De l’insulte à l’invention des gros mots, une féminisation de la langue ? \Cécile Guiral

Matthias et Maxime de Xavier Dolan, Ciné-débat à Albi \Pascale Rivals

Xavier Dolan a un goût pour le vivant de la langue et son impact, pour la parole adressée qui nous dépasse, loin du matérialisme de la communication. Et nous, nous avons un goût pour Dolan et pour l’échange.

Sandy Claise et Cécile Guiral ont introduit le Ciné-débat du 7 octobre 2021 à la Scène Nationale d’Albi. Elles ont noué ce qui les a percutées dans le film Matthias et Maxime[1], les questions des prochaines Journées de l’École de la Cause freudienne et le vivant du Cartel.

[1] Dolan X., Matthias et Maxime, film, Canada, 2019.


T’écoutes jamais quand on parle !

Lâche-moi esti de fif[1] !

T’es fendant[2] !

Ta yeule[3] !

Crisse de laid !

C’est toi l’ostie de malade !

Face de plotte !

Mes enfants de chiens préférés !

Ta gueule ostie d’attardé sale !

Ta mère est tellement grosse que son patronus[4], c’est un burger king.
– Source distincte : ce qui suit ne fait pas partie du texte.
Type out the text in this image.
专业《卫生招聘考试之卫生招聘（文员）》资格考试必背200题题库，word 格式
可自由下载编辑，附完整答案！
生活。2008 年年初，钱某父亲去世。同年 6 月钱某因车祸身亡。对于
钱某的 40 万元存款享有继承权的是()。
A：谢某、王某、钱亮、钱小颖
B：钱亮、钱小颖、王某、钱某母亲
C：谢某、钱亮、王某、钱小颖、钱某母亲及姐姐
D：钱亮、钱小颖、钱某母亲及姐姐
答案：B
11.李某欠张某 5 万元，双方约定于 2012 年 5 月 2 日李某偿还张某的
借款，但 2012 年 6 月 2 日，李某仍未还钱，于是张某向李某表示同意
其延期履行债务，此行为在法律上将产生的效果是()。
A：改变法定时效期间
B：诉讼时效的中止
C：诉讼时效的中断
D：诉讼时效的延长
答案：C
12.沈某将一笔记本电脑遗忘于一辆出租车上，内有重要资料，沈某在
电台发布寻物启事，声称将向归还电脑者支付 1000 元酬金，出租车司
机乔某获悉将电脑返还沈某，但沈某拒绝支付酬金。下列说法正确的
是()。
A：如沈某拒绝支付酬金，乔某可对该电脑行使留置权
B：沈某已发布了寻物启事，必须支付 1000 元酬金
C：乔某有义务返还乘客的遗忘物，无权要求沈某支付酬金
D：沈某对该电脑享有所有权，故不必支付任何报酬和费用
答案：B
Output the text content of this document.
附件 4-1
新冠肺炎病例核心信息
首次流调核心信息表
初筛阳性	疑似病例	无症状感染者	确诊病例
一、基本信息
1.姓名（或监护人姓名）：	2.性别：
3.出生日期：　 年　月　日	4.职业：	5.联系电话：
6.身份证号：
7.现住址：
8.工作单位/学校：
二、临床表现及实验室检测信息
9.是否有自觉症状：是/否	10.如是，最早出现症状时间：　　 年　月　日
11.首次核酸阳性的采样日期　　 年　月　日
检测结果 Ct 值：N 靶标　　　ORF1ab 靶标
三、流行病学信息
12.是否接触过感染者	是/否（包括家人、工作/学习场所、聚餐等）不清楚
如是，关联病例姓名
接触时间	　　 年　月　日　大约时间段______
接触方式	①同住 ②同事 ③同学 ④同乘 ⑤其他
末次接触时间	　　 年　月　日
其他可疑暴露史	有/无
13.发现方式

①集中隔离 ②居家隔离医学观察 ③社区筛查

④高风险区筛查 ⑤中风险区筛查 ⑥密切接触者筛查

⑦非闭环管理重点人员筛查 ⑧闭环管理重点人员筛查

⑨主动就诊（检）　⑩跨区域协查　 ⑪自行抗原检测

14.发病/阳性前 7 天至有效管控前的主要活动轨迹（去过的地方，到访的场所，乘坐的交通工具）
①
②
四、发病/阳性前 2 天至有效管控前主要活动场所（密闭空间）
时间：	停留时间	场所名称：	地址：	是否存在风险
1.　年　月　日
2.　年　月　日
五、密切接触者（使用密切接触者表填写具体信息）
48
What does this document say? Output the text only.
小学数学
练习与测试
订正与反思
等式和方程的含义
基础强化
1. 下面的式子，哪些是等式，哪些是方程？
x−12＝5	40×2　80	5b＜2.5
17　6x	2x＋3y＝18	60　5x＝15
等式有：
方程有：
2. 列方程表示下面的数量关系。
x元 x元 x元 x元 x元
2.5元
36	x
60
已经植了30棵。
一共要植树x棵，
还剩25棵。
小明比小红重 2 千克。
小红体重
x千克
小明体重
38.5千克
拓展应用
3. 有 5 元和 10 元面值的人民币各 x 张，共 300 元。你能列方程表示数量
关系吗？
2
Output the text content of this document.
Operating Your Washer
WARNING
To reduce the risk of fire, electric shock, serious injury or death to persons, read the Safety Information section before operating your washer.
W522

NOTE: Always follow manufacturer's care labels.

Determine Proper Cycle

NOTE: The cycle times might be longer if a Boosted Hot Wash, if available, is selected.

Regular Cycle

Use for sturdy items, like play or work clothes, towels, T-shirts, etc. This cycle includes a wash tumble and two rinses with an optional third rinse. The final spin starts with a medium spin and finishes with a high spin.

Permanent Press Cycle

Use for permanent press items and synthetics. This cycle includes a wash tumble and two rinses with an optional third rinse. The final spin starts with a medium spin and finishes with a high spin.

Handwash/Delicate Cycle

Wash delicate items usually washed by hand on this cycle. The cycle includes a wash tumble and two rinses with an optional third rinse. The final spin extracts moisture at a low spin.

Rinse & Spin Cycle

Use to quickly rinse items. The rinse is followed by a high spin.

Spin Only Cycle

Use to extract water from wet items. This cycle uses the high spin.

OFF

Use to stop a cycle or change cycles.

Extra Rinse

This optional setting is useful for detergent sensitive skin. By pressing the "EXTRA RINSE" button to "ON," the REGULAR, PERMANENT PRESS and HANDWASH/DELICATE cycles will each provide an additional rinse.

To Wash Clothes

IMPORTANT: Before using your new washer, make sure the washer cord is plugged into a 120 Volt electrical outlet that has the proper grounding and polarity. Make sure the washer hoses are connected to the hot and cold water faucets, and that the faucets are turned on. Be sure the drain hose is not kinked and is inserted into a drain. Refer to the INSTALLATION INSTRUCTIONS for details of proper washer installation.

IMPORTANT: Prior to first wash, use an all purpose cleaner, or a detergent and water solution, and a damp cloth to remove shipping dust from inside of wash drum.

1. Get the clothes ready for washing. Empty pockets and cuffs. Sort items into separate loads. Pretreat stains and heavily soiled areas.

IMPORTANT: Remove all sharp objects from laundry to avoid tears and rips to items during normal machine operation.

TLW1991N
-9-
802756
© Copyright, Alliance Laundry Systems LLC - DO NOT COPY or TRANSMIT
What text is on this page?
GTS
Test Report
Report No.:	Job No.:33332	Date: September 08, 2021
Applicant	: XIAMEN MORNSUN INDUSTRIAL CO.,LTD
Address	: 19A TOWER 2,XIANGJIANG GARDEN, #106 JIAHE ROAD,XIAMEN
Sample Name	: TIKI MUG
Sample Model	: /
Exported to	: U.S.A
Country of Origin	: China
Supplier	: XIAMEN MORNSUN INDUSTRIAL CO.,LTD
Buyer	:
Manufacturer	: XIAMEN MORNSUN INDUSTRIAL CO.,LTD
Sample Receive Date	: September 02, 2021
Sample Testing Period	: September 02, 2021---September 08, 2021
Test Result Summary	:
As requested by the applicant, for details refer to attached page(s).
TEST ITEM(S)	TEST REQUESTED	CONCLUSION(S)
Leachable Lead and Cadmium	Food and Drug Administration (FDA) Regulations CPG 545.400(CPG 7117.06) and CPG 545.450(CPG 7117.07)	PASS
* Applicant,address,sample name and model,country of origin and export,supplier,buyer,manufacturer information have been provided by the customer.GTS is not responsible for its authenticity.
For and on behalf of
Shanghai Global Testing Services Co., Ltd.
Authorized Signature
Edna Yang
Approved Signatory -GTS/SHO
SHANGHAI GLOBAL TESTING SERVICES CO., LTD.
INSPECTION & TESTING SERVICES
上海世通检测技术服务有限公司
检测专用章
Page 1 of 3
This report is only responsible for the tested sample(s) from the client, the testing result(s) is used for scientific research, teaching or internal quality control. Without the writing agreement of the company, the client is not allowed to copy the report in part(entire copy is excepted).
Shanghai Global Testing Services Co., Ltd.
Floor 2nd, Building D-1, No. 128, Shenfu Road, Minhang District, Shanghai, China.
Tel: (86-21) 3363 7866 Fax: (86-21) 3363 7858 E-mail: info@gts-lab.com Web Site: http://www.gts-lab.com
Pendant que t’écris ton ostie de thèse de marde, nous autres, on s’est trouvés des vrais jobs.

Manger la yeule grande ouverte comme un fucking cochon, ça vient avec le forfait je m’habille comme rock voisine.

Oh ! les gars, c’est quoi cette odeur-là vous sentez ?

Non, c’est juste l’odeur de Matt qui perd un bet[5].

Dans le film Matthias et Maxime, le franc-parler québécois fuse ; il s’agit d’une langue privée, propre à cette bande de copains[6]. Xavier Dolan n’a pas cherché à encadrer ou caricaturer telle ou telle communauté de langage, mais plutôt à faire entendre une langue singulière. Il en parle ainsi : « C’est une langue appauvrie, truffée d’anglicismes, on sent les lacunes de cette langue. Un mot utilisé à la place d’un autre. On entend parler des gens comme dans la vie, j’ai besoin de sentir que les personnages sont vrais, réels. On parle toutes sortes de français, la langue est en train de bouger. »[7]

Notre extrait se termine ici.